Reputation: 235
I have three ways of producing a plot, each of which is only one step away from what I would like. I am using the training data set from Kaggle's Titanic competition, and would like to have a plot faceted on Pclass (socio-economic class), where each bar is the percentage that lived/died (variable = Survived (binary)) within that facet. I would also like the binary variable colored. Here are my three plots:
g <- ggplot(training, aes(Survived, y = ..prop.., group = Survived))
g <- g + geom_bar(aes(fill = Survived), position = "dodge", stat = "count")

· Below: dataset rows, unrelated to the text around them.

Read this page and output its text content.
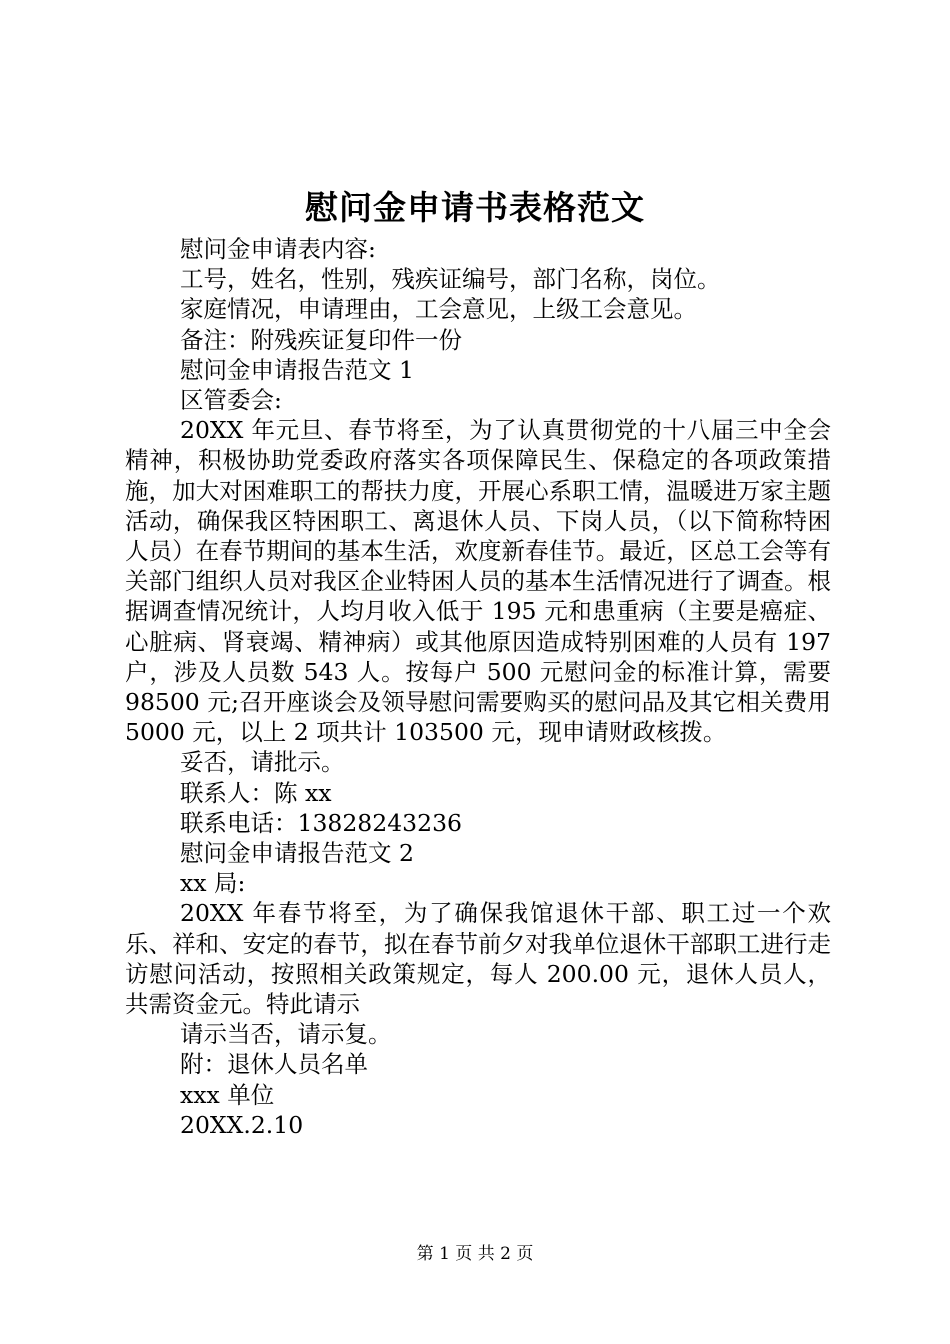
慰问金申请书表格范文

慰问金申请表内容:

工号，姓名，性别，残疾证编号，部门名称，岗位。

家庭情况，申请理由，工会意见，上级工会意见。

备注：附残疾证复印件一份

慰问金申请报告范文 1

区管委会:

20XX 年元旦、春节将至，为了认真贯彻党的十八届三中全会精神，积极协助党委政府落实各项保障民生、保稳定的各项政策措施，加大对困难职工的帮扶力度，开展心系职工情，温暖进万家主题活动，确保我区特困职工、离退休人员、下岗人员，（以下简称特困人员）在春节期间的基本生活，欢度新春佳节。最近，区总工会等有关部门组织人员对我区企业特困人员的基本生活情况进行了调查。根据调查情况统计，人均月收入低于 195 元和患重病（主要是癌症、心脏病、肾衰竭、精神病）或其他原因造成特别困难的人员有 197 户，涉及人员数 543 人。按每户 500 元慰问金的标准计算，需要 98500 元;召开座谈会及领导慰问需要购买的慰问品及其它相关费用 5000 元，以上 2 项共计 103500 元，现申请财政核拨。

妥否，请批示。

联系人：陈 xx

联系电话：13828243236

慰问金申请报告范文 2

xx 局:

20XX 年春节将至，为了确保我馆退休干部、职工过一个欢乐、祥和、安定的春节，拟在春节前夕对我单位退休干部职工进行走访慰问活动，按照相关政策规定，每人 200.00 元，退休人员人，共需资金元。特此请示

请示当否，请示复。

附：退休人员名单

xxx 单位

20XX.2.10

第 1 页 共 2 页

g <- g + facet_grid(~Pclass)
g <- g + scale_y_continuous(labels = scales::percent)
g <- g + labs(x = "1 = Upper Class | 2 = Middle Class | 3 = Lower Class", y = "Count", title = "The Probability of Living Given Socio-Economic Status")
g
q <- qplot(x = Survived, y = ..prop.., data = training, geom = "bar",
fill = Survived, facets = ~Pclass, stat = "count") +
scale_y_continuous(labels = scales::percent) +
labs(x = "1 = Upper Class | 2 = Middle Class | 3 = Lower Class", y = "Count", title = "The Probability of Living Given Socio-Economic Status")
q
f <- ggplot(training, aes(Survived, group = Survived))
f <- f + geom_histogram(aes(fill = Survived), position = "fill", stat = "count")
f <- f + facet_grid(~Pclass)
f <- f + scale_y_continuous(labels = scales::percent)
f <- f + labs(x = "1 = Upper Class | 2 = Middle Class | 3 = Lower Class", y = "Count", title = "The Probability of Living Given Socio-Economic Status")
f
They all look exactly the same, the only problem is that both the Survived/Died bars within each plot equal 100%. Any ideas how to get the percentages correct within each facet?
Upvotes: 0
Views: 276
Reputation: 576
I think this is what you're going for. To get group percentages with facets, use geom_bar
, ..prop..
, and specify the facet variable as the group
:
f <- ggplot(training,
aes(y=Survived,
x=factor(Survived, labels=c("Died","Lived"))))
f <- f + geom_bar(aes(y=..prop.., group=Pclass,
fill=factor(..x.., labels=c("Died","Lived"))))
f <- f + facet_grid(~factor(Pclass,
labels=c("Upper Class", "Middle Class", "Lower Class")))
f <- f + scale_y_continuous(labels = scales::percent)
f <- f + scale_fill_discrete(name="Survival Status")
f <- f + labs(x="", y = "Percentage", title = "The Probability of Living Given Socio-Economic Status")
f
But there's something buggy going on with the fill
parameter though. The above works, but I don't know why it won't accept Survived
, and why you'd have to re-factor x like I've done.
As a side note, when you have two bars where the percentage adds up to 100%, it may not be the best idea to show them side by side. You might want to stack them to show proportions more clearly.
Upvotes: 1
Reputation: 3806
I'm not sure about your "y = ..prop.." argument. The code below calculates survival and death rates ahead of time and they plot just fine.
library(tidyverse)
training %>%
group_by(Pclass) %>%
summarise(
survival_rate = mean(Survived),
death_rate = 1 - survival_rate
) %>%
gather(survival_rate, death_rate, key = rate_type, value = rate) %>%
ggplot(., aes(x = rate_type, y = rate, fill = rate_type)) +
geom_col(position = "dodge") +
facet_grid(~Pclass, labeller = as_labeller(c(
"1" = "First Class", "2" = "Second Class", "3" = "Third Class"))
) +
scale_y_continuous(labels = scales::percent) +
labs(x = NULL,
y = "Survival Rate",
title = "The Probability of Living Given Socio-Economic Status")
Upvotes: 0